The tumour microenvironment in haematological malignancies
Staff: Dr Yolanda Calle and Dr Maria Teresa Esposito
Dr Yolanda Calle and Dr Maria Teresa Esposito share a research interest in studying the signalling pathways involved in the development and drug resistance of haematological malignancies including Acute Myeloid Leukaemia (AML), Acute Lymphoid Leukaemia (ALL) and multiple myeloma with a particular interest in the role of the tumour microenvironment in these processes.
In their investigations, they use high throughput in vitro models that closely recapitulate the interactions of haematological cancer cells with the tumour microenvironment as well as animal models.
Their teams have complementary expertise that includes:
Dr Maria Teresa Esposito: My long-term goal is to explore and exploit the deregulation of protein phosphorylation as suitable signalling pathways for the identification of new therapies for acute leukemia.

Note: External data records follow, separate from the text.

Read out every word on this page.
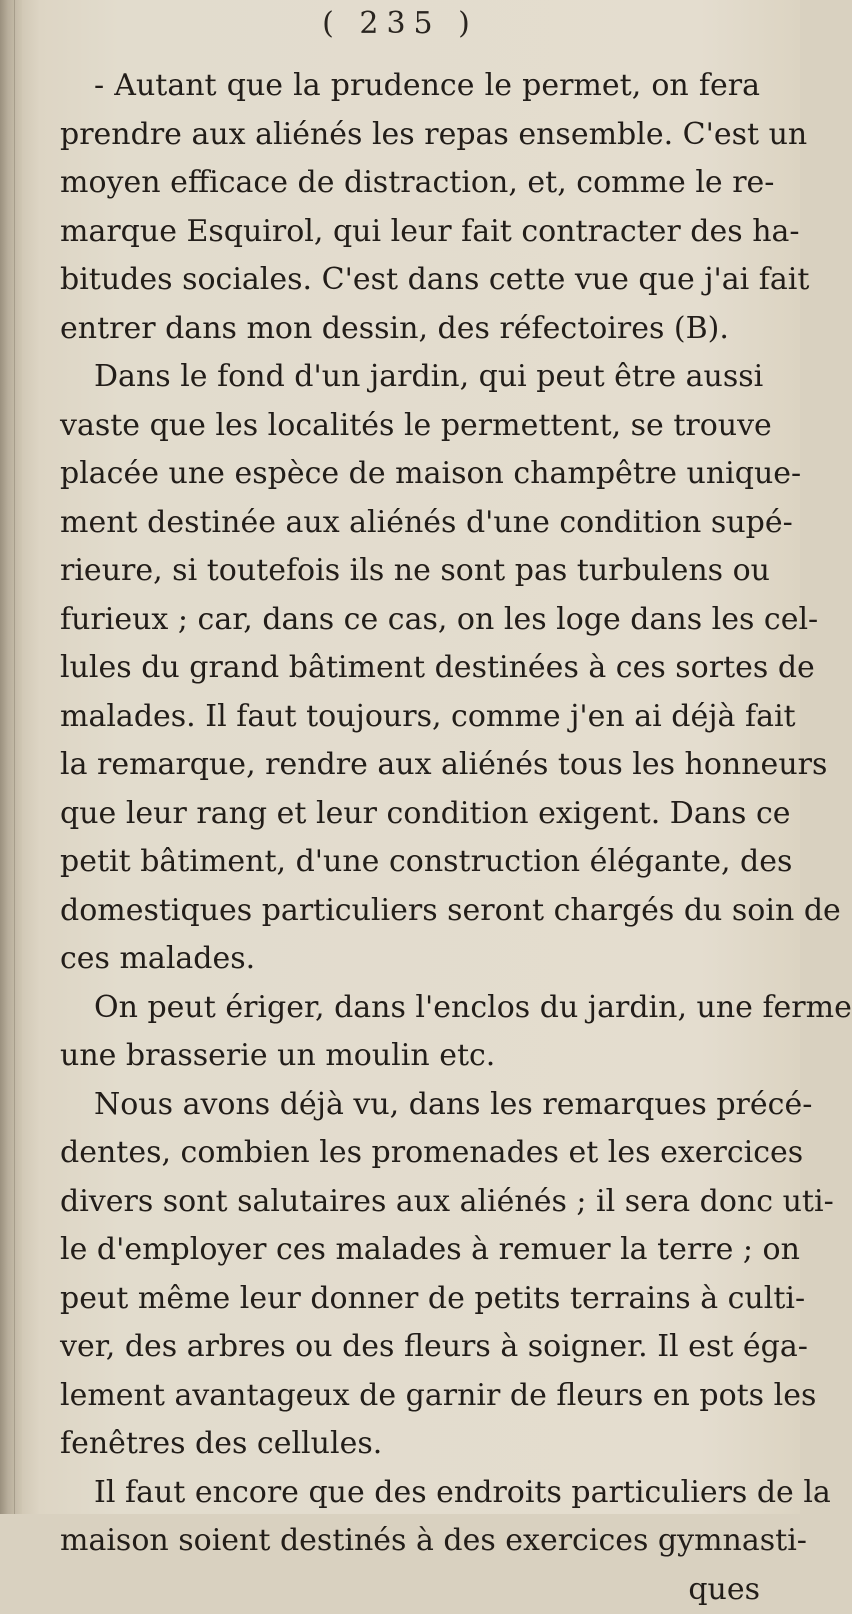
( 235 )
- Autant que la prudence le permet, on fera
prendre aux aliénés les repas ensemble. C'est un
moyen efficace de distraction, et, comme le re-
marque Esquirol, qui leur fait contracter des ha-
bitudes sociales. C'est dans cette vue que j'ai fait
entrer dans mon dessin, des réfectoires (B).
Dans le fond d'un jardin, qui peut être aussi
vaste que les localités le permettent, se trouve
placée une espèce de maison champêtre unique-
ment destinée aux aliénés d'une condition supé-
rieure, si toutefois ils ne sont pas turbulens ou
furieux ; car, dans ce cas, on les loge dans les cel-
lules du grand bâtiment destinées à ces sortes de
malades. Il faut toujours, comme j'en ai déjà fait
la remarque, rendre aux aliénés tous les honneurs
que leur rang et leur condition exigent. Dans ce
petit bâtiment, d'une construction élégante, des
domestiques particuliers seront chargés du soin de
ces malades.
On peut ériger, dans l'enclos du jardin, une ferme
une brasserie un moulin etc.
Nous avons déjà vu, dans les remarques précé-
dentes, combien les promenades et les exercices
divers sont salutaires aux aliénés ; il sera donc uti-
le d'employer ces malades à remuer la terre ; on
peut même leur donner de petits terrains à culti-
ver, des arbres ou des fleurs à soigner. Il est éga-
lement avantageux de garnir de fleurs en pots les
fenêtres des cellules.
Il faut encore que des endroits particuliers de la
maison soient destinés à des exercices gymnasti-
ques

We are currently investigating the contribution of protein phosphorylation to chemotherapy resistance, in particular, to activation of DNA damage repair and aberration of cell cycle regulation. We aim to identify novel therapeutic strategies that could exploit the mechanisms of oncogene addiction and synthetic lethality.
Dr Yolanda Calle: We aim to identify the key signalling pathways that facilitate cell adhesion of cancer cells to the cytoprotective and immunosuppressive tumour microenvironment as well as the invasive migration of cancer cells to form new distant tumour foci. These interactions are key for tumour progression and response to therapy. Our final goal is to identify new therapeutic interventions to overcome relapse and resistance in cancer with our focus on haematological malignancies including AML and multiple myeloma.
This program of research has received funding from Leuka (now Leukaemia UK), CRT-CRUK and the British Society of Haematology.